CEMES-CNRS, Toulouse

Personnes à contacter par le candidat

frederic.mompiou@cemes.fr -
magali.brunet@cemes.fr

TÉLÉCHARGEZ L’OFFRE

 

Context:

Aluminum alloys are a class of materials widely used in industry due to their low density and excellent mechanical properties. Since the beginning of the 20th century, they have contributed significantly to the development of the aerospace industry. Structure-hardened aluminum alloys of the 2xxx family, of the Al-Cu-Mg type (or Duralumins), continue to be studied by physicists and metallurgists because subtle variations in their composition or the addition of small amounts of other elements (microalloying) combined with new thermomechanical treatments can result in improved macroscopic mechanical properties.

Everything depends on the nanostructure: on the one hand, in the fine precipitation sequences and, on the other hand, at the heart of the dislocations, nanometric linear defects and vectors of plastic deformation. In fact, in certain sheets that have undergone solution treatment and quenching, a significant increase in dislocations will influence hardening. For several years, our team has been studying materials from World War II aircraft wrecks in order to gain a better understanding of the aluminum alloys used by different nations and to understand the link between chemical composition, precipitation, forming processes, and resulting mechanical properties. The aim is to gain a better understanding of the links between elemental composition, thermomechanical treatments, and macroscopic mechanical properties in these complex alloys. This involves identifying nanoprecipitates and evaluating the quantity of dislocations introduced during manufacturing in thermomechanical processes. This last point is the subject of the proposed internship.

Techniques/methods in use :

Several experimental methods can be used to quantify dislocation density (dislocation length per unit volume), including X-ray diffraction (XRD) and transmission electron microscopy (TEM). While XRD provides an average value at the macroscopic scale, TEM observations allow for a more accurate local assessment at the grain scale. However, a statistically representative assessment by TEM ideally requires the acquisition and processing of a large number of images, acquired over a large field of view (several micron squares). Measuring density by image analysis is mainly a segmentation problem where dislocations must be delineated on an image, usually manually, which requires time and expertise in understanding dislocation contrasts. The idea of automating this work has recently emerged as a possibility through the use of deep learning methods, but has not yet been used in this context. The aim of the internship will be to establish a relevant and effective methodology for evaluating the density of dislocations in alloys using transmission electron microscopy.

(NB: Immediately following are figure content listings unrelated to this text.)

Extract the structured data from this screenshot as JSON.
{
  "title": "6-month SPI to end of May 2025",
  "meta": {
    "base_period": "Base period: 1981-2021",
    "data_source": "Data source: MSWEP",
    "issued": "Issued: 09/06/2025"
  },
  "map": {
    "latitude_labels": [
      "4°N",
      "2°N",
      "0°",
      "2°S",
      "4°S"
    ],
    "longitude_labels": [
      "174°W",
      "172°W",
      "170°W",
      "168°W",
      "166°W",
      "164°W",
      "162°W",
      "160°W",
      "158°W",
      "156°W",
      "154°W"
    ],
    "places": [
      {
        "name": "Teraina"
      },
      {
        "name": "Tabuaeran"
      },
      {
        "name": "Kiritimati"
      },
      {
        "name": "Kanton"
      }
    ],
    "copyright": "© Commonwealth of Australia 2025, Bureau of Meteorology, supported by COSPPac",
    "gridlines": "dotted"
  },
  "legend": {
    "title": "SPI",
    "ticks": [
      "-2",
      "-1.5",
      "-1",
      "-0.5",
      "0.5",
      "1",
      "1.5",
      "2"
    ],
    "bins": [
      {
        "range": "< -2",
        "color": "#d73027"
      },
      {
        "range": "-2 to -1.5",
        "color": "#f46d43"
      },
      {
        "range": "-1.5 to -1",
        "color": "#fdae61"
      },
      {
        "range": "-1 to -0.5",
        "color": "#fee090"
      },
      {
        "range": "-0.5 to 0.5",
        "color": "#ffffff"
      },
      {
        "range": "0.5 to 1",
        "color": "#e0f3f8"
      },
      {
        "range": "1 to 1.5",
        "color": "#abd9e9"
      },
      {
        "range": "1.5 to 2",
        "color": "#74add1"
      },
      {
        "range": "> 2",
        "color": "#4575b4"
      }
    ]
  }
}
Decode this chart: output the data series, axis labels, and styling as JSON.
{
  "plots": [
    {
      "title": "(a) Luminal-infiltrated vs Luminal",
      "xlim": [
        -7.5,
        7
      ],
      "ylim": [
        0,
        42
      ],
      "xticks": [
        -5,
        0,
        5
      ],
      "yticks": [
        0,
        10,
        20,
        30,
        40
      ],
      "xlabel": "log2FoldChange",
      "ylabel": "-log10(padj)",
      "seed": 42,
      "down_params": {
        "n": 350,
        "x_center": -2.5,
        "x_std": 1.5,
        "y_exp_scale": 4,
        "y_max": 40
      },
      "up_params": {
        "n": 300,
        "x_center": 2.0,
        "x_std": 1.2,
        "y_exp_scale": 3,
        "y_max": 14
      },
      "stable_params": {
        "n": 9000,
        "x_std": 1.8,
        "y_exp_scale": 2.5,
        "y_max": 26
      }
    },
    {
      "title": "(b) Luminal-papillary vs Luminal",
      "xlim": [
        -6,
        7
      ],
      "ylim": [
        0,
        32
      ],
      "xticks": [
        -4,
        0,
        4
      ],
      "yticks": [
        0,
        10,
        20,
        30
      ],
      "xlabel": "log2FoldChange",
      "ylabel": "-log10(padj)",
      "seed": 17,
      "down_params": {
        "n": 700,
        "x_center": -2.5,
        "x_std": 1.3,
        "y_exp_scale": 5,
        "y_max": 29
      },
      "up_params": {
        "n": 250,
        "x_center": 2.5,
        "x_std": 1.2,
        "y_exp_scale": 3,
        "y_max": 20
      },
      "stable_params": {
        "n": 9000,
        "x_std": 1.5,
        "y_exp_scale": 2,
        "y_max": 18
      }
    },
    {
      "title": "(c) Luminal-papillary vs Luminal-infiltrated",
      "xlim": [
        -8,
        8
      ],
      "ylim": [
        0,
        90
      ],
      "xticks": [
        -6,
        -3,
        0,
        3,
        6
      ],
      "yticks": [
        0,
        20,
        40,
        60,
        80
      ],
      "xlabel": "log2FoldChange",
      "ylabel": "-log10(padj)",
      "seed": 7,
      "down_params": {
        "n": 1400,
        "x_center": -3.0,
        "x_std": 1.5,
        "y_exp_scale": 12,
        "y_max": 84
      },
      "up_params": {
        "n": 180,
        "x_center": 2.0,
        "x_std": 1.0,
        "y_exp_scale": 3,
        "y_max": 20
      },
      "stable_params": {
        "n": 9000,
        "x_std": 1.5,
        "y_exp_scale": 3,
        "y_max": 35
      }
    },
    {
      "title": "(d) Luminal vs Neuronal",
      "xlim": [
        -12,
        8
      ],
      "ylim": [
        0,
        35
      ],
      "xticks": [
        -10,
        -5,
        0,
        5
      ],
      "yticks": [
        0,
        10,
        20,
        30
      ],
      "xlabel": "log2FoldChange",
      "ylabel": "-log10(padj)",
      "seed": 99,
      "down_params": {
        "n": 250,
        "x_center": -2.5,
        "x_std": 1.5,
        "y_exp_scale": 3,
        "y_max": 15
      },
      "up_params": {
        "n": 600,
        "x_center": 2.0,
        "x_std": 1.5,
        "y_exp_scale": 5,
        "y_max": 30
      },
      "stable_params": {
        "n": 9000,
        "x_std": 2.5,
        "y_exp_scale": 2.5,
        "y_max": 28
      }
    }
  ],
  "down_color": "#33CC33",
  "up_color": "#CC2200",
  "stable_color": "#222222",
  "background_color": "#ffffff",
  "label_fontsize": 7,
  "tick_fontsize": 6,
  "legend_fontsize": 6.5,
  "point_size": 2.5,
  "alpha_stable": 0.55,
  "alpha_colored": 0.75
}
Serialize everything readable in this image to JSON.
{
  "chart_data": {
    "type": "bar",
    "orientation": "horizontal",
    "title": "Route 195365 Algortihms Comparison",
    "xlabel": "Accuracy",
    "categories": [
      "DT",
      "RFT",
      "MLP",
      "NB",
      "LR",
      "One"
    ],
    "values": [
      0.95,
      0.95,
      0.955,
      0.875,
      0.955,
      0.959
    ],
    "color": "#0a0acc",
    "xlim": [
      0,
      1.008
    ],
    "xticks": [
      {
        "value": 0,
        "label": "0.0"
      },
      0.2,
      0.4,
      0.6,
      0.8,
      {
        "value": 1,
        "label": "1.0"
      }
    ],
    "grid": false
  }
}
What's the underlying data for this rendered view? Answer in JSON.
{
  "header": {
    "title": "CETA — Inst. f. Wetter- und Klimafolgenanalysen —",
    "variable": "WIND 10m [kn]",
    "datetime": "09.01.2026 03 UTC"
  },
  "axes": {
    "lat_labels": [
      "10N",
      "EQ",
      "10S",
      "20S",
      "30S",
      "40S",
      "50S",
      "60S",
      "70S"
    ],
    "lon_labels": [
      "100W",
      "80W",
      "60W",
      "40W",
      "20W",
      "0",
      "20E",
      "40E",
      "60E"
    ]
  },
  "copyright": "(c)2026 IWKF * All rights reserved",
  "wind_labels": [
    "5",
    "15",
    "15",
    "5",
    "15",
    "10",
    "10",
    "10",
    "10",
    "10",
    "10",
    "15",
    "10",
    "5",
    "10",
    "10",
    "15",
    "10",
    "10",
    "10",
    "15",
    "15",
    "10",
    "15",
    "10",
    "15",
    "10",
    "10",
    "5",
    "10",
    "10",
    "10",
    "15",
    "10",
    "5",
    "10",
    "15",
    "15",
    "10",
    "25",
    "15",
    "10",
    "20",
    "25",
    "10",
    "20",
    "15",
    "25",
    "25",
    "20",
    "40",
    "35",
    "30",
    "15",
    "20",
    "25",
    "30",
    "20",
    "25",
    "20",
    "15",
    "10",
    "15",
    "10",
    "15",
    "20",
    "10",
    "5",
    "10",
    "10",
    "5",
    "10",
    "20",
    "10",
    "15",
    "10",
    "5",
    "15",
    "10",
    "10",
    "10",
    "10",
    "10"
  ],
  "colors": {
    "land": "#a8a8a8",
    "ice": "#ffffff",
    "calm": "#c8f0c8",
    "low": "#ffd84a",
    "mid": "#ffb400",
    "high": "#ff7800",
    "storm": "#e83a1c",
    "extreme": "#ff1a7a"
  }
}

The alloys will be observed and studied in several states: remelted, quenched with or without pre-strain. In this internship, the student will first establish a protocol for acquiring TEM images and thickness measurements. Then, he/she will use a state-of-the-art neural network to segment the images. Finally, they will automatically calculate the dislocation densities. A critical analysis of the method’s performance with respect to the images collected will enable its limits of application to be established. The results will be compared with macroscopic measurements obtained by XRD.